For most of his Australian years, Cook lived in Melbourne and Geelong, painting but continuing to earn his living as a photographic colourist. He showed a watercolour, View on the Yarra , at the 1866 Melbourne Intercolonial Exhibition when living in Commercial Road, Prahran. In 1869 he exhibited a watercolour View on the Western Beach, Geelong at the Ballarat Mechanics Institute and had six watercolour landscapes and views of houses included in the Geelong Mechanics Institute Exhibition. Undoubtedly he was the 'J.W. Cook’ catalogued as the artist of View on the River Ovens, Mount Feathertop in the Distance and a New Zealand landscape at the Geelong exhibition and View of Melbourne from Prahran at Ballarat in 1869 (all watercolours).
E.W. Cook studied at the National Gallery of Victoria’s School of Design in 1870-72, a foundation student with Tom Roberts , Rupert Bunny and others. He was also a foundation member of the Victorian Academy of Arts in 1870 and showed Victorian and New Zealand landscapes at the inaugural exhibition. His oil View from Mount Macedon, Looking Towards the Bay (p.c.) dates from that year. He exhibited with the New South Wales Academy of Art in 1872 and 1873, and he continued to show work with the Victorian Academy of Arts for many years after he left Victoria.
After showing views of Hobart Town at Melbourne in 1873, Cook travelled to England in order to pursue a full-time career as a painter. His oil painting of a New Zealand scene was to be shown in the Victorian court at that year’s London International Exhibition, which may have been a factor in the move. In London he became a member of the Langham Sketching Club and exhibited with the Royal Academy (1875-1919) and the Society of British Artists (Suffolk Street, 1874-80). His watercolour paintings, now normally self-consciously picturesque subjects from Italy, Switzerland, the Lake District, Yorkshire or the Thames Valley, include Junction of the Wye and the Severn from the Windcliff (1881, AGNSW) and St Georgio in Venice (1896, NGV).
In 1886 Cook joined with a group of expatriates in London to present a 'Colonial Fine Art exhibition’ of Australian, New Zealand, American and Canadian subjects at the Burlington Gallery, hoping to attract buyers from visitors to the Colonial and Indian Exhibition being held at the same time. He showed seventeen Australian and New Zealand subjects – all apparently retrospective memories painted for the occasion (probably from photographs as much as old sketches) – such as Hauling Timber , Wild Duck Shooting , The Buffalo Ranges and the Township of Bright, Ovens’ District, Victoria and Picnic in Ferntree Gully, Victoria .

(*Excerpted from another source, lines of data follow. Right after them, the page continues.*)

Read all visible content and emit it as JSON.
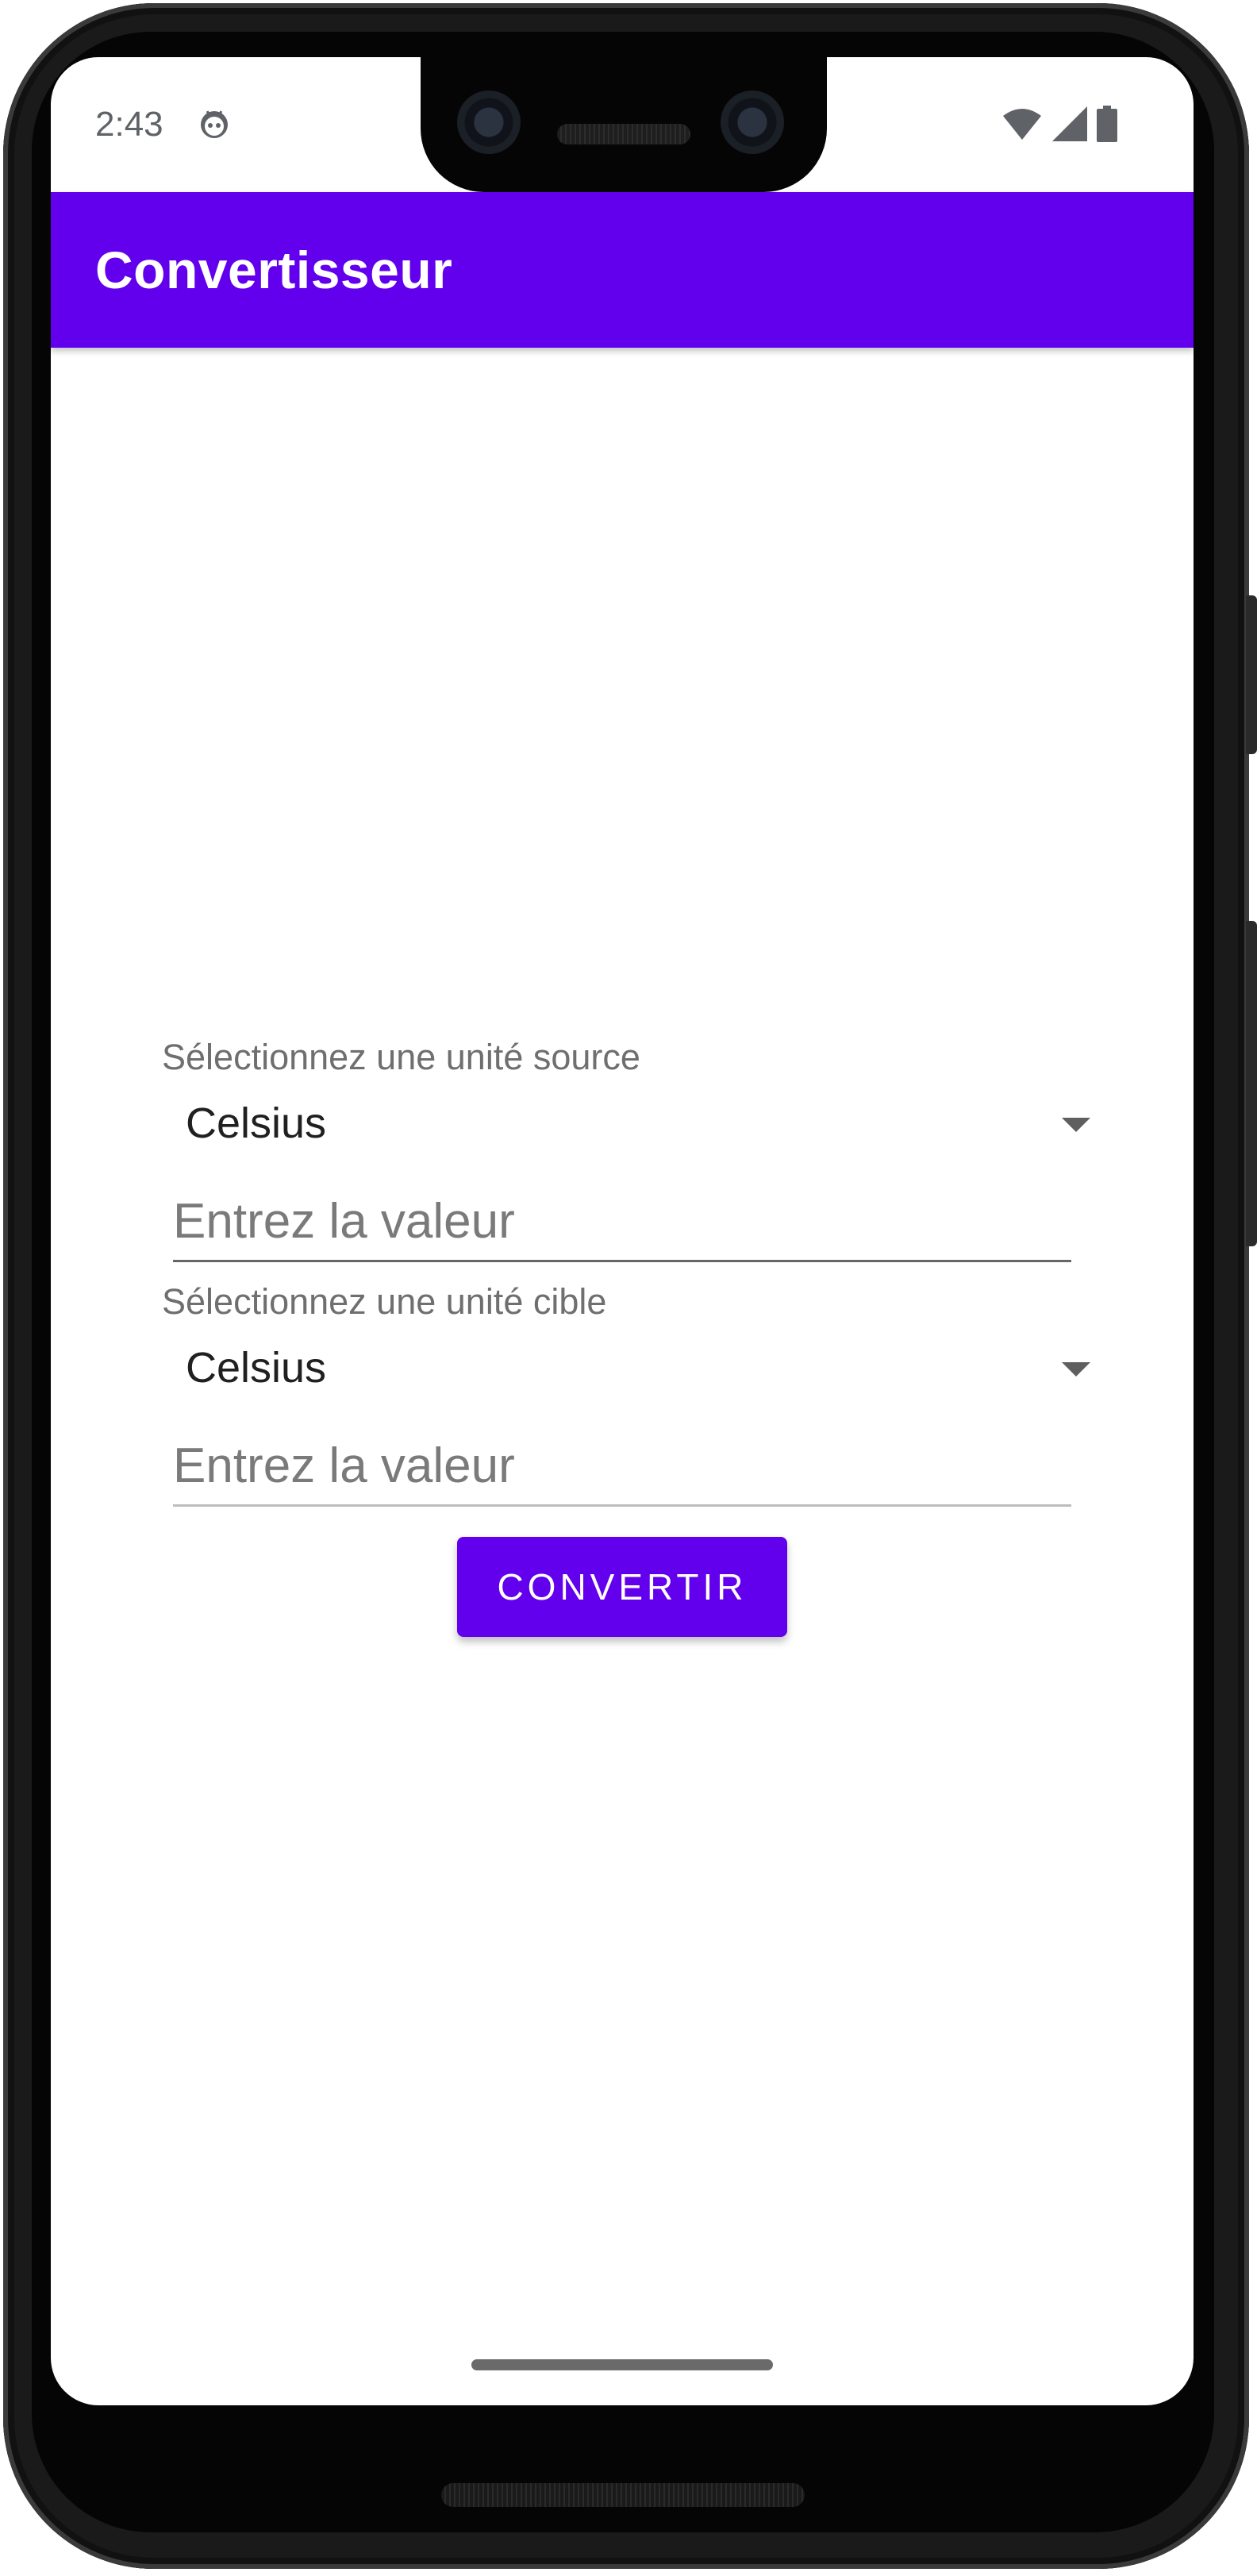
{
  "status_bar": {
    "time": "2:43",
    "icons": [
      "android-debug-icon",
      "wifi-icon",
      "cell-signal-icon",
      "battery-icon"
    ]
  },
  "app_bar": {
    "title": "Convertisseur",
    "color": "#6200ee"
  },
  "form": {
    "source_label": "Sélectionnez une unité source",
    "source_selected": "Celsius",
    "source_input_placeholder": "Entrez la valeur",
    "target_label": "Sélectionnez une unité cible",
    "target_selected": "Celsius",
    "target_input_placeholder": "Entrez la valeur",
    "convert_label": "CONVERTIR"
  },
  "colors": {
    "primary": "#6200ee",
    "on_primary": "#ffffff"
  }
}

Late in life Cook painted 'ideal’ allegorical and mythological scenes, such as A Paradise of Art (c.1902), An Enchanted Lake and Birds of Paradise , all featuring High Victorian classical nudes in elaborate Claudian settings. His 'bread-and-butter work’ now, he said, was painting azaleas ('just the most beautiful things in nature’), views such as Oata: Gem of Italian Lakes and some 'severe architectural work’ including a set of illustrations to John Ruskin’s Stones of Venice , which he exhibited. He published two reactionary propagandist works in old age, 'Anarchism in Art and Chaos in Criticism’ and Retrogression in Art and the Suicide of the Royal Academy (2 vols, London 1924), in which he vigorously attacked the 'mad, or morbid’ artistic Bolsheviks of modern art and defended his own paintings. Cook died in England in June 1926.